Hill Station in Jammu and Kashmir

Bhal Padri (Kashmiri; Bal Padri) is a hill station situated above a group of small valleys covered with a dense forest located in the Changa, Bhalessa. area of Doda district. It borders Padri Pass, (Note: Padri Pass or Padri Top is tourist attraction located on Bhaderwah-Himachal Pradesh road) Bhaderwah at a distance of 4 km northeast. Rivulets and streams flow through this valley.

==Etymology==
The name Bhal Padri is derived from the words, Bhal, which stands for Bhalessa, and Padri, the name of a nearby location popularly known as Padri Pass or Padri Top.

==About==
Bhal Padri village is located to the northeast of Padri Pass, the highest point on the Bhaderwah-Chamba road. Bhalessa is the nearest village on the northwestern side. People residing there belong to the Gujjar community and live in mud houses without electricity. They use solar-powered lights.

==Tourism==

Bhal Padri is situated above a group of small valleys, at an elevation of 11,000 ft above sea level. The landscape around it is characterised by streams flowing through meadows, surrounded dense forest. The area is popular for trekking, as the town of Bhaderwah is located only 4 km to the southwest.

==Route==
Bhal Padri is located 66 km from the headquarters of Doda district. It is known to be the connecting link between Bhaderwah and Bhalessa. It is not directly connected to any roads. However, nearby roads include the Bhaderwah-Chamba road and the Gandoh-Khilotran road. The Bhaderwah-Chamba road at Padri leads to a path by which one may reach Bhal Padri after a 10-15 km walk. The Gandoh-Khilotran road is 12 km from Bhal Padri on foot.

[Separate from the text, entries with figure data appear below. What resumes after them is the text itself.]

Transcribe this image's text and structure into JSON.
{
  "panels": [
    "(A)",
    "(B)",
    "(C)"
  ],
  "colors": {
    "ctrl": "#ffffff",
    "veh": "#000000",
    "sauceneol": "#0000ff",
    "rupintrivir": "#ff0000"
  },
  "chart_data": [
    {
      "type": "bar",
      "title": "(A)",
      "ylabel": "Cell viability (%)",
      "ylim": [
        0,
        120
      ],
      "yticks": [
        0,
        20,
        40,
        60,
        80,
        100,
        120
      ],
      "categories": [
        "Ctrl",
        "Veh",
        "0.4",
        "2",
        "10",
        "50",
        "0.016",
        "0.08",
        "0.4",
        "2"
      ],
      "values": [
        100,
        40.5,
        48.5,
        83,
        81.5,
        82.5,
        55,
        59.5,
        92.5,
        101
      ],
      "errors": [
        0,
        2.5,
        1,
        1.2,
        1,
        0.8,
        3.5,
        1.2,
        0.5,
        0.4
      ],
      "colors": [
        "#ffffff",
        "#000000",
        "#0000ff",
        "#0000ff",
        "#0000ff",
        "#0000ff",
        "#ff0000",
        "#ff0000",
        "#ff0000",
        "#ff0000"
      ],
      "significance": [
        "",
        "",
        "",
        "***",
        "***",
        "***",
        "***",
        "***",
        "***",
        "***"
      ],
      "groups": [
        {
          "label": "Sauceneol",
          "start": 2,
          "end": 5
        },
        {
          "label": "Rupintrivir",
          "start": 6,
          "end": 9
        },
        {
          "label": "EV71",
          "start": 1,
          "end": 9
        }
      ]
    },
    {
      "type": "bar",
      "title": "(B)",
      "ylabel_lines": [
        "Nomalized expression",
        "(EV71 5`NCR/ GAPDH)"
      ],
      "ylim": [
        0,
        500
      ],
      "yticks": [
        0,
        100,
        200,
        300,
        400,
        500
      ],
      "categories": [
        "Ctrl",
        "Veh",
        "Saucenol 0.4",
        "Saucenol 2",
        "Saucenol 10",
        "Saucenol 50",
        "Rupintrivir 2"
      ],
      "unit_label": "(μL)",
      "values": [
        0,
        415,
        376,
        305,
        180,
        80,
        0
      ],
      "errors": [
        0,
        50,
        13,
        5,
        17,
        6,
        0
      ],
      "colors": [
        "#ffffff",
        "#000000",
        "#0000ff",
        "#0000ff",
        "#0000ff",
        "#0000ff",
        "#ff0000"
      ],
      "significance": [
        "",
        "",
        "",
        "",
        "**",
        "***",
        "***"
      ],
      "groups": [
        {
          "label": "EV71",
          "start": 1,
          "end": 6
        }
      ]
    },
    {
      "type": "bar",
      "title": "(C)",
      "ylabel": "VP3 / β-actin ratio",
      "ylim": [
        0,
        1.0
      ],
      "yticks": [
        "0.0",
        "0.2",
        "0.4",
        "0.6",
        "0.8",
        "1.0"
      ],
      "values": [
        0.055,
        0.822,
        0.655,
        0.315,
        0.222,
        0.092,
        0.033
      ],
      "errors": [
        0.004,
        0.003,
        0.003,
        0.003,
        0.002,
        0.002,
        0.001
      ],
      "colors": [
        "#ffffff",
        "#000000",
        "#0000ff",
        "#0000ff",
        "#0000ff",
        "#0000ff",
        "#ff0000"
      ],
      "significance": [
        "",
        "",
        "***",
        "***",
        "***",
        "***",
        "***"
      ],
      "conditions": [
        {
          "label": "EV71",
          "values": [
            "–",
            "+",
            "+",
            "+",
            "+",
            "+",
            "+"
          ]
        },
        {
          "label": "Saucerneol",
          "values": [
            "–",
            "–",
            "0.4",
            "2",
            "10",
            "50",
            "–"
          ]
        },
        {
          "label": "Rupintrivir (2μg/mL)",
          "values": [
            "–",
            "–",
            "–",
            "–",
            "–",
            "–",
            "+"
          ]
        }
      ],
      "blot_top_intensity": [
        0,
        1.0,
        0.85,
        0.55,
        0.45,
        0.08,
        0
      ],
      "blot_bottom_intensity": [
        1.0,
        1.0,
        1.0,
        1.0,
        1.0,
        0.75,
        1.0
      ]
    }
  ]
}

The route starts from the nearest airport and provincial headquarters at Jammu.

The road starts from Jammu—Batote (via NH1A), changing route from Batote—Thathri (via NH244) and turning right near Thathri-Kishtwar Bridge towards Thathri—Khilotran Highway till the Khilotran area of Gandoh Bhalessa, a footpath is found that leads the travellers to Bhal Padri.